Jurowski and the LPO are no strangers to the purely orchestral works in this concert, having recorded them in the early stages of their own label: both The Isle of the Dead and the Symphonic Dances are on LPO004 (review). Certainly now the energy and charge between orchestra and conductor are well established, all of which led to a highly memorable Isle of the Dead. The opening boasted huge reserves of restrained power. Jurowski paced the piece to perfection, ensuring that detail made its mark throughout (antiphonally-placed violins helped). This was a trademark of the evening’s performances: Rachmaninoff emerged as a master of the orchestra with no apologies needed. The glowingly dark brass chorale seemed the summation of Jurowski”s glowering vision of the Böcklin-inspired masterpiece. Jurowski was in total control throughout, his movements restrained but always to the point, nothing superfluous and always for the musicians, never for the audience.
The opportunity to hear the original version of Rachmaninoff’s First Piano Concerto was not to be missed. Alexander Ghindin has recorded this 1891 original (it was first performed by the composer in March 1892); the 1917 revision is far and away the version of this piece one most often encounters. Ghindin made the best possible case for the earlier version. While the 1917 revision is significantly more concentrated – the development and the cadenza of the first movement and the second part of the central Andante cantabile both differ substantially – it was clear Ghindin was there to fight the case for the defence. His stance was grittily determined rather than purely virtuoso in the first movement – an impression aided by the steely tone of his fortes on his Steinway – yet the cadenza tended towards the ruminative.
Applause after the first movement was unexpected at an LPO main season concert – even more surprising was the fact that Ghindin acknowledged it. He did verge on over-projecting the melodic line at times in the central movement, but the lasting impression was that he found the interior heart without, mercifully, over-sentimentalising. The wind/brass balance in the central movement was miraculous, as was the sheen on the strings as they played the long melody against quiet chords on the piano. Ghindin was idiomatic in the skittish finale, a miracle of pianistic control. This was a magnificent, all-encompassing performance of the concerto that found pianist and conductor on the same wavelength throughout. There was a glittering encore: the Moment musical in E flat minor, Op. 16/2.
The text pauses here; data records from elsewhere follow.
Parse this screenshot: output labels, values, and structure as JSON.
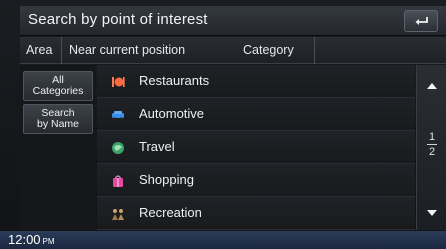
{
  "title": "Search by point of interest",
  "filters": {
    "area_label": "Area",
    "near_label": "Near current position",
    "category_label": "Category"
  },
  "left_buttons": {
    "all_categories": [
      "All",
      "Categories"
    ],
    "search_by_name": [
      "Search",
      "by Name"
    ]
  },
  "list": [
    {
      "label": "Restaurants",
      "icon": "restaurant-icon"
    },
    {
      "label": "Automotive",
      "icon": "car-icon"
    },
    {
      "label": "Travel",
      "icon": "travel-icon"
    },
    {
      "label": "Shopping",
      "icon": "shopping-icon"
    },
    {
      "label": "Recreation",
      "icon": "recreation-icon"
    }
  ],
  "pagination": {
    "current": "1",
    "total": "2"
  },
  "status": {
    "time": "12:00",
    "ampm": "PM"
  },
  "colors": {
    "accent_blue": "#1b2740",
    "title_bar": "#2c3036"
  }
}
Only this Summer, the Berliners under Rattle had given us the Symphonic Dances at the Proms. It was a fine account, but one that occasionally tended towards the Germanic. Jurowski’s was a taut performance, ultimately more musically satisfying than Rattle’s. There was good momentum to the first dance, yet it carried with it a sense of the laden; the saxophone solo was lovely but without any trace of the self-indulgent. Perhaps honours were equally divided between London and Berlin for the shadowy dance of the central panel; it was Jurowski’s conducting of the finale that won out though. He has a way of fully honouring the gestural without denying the work’s underlying organic structure that is surely the aim of every conductor. The resonance of the tam-tam strike at the end was scuppered by audience intervention, but that couldn’t eradicate the effect of the performance as a whole. A great start to what promises to be a most stimulating series.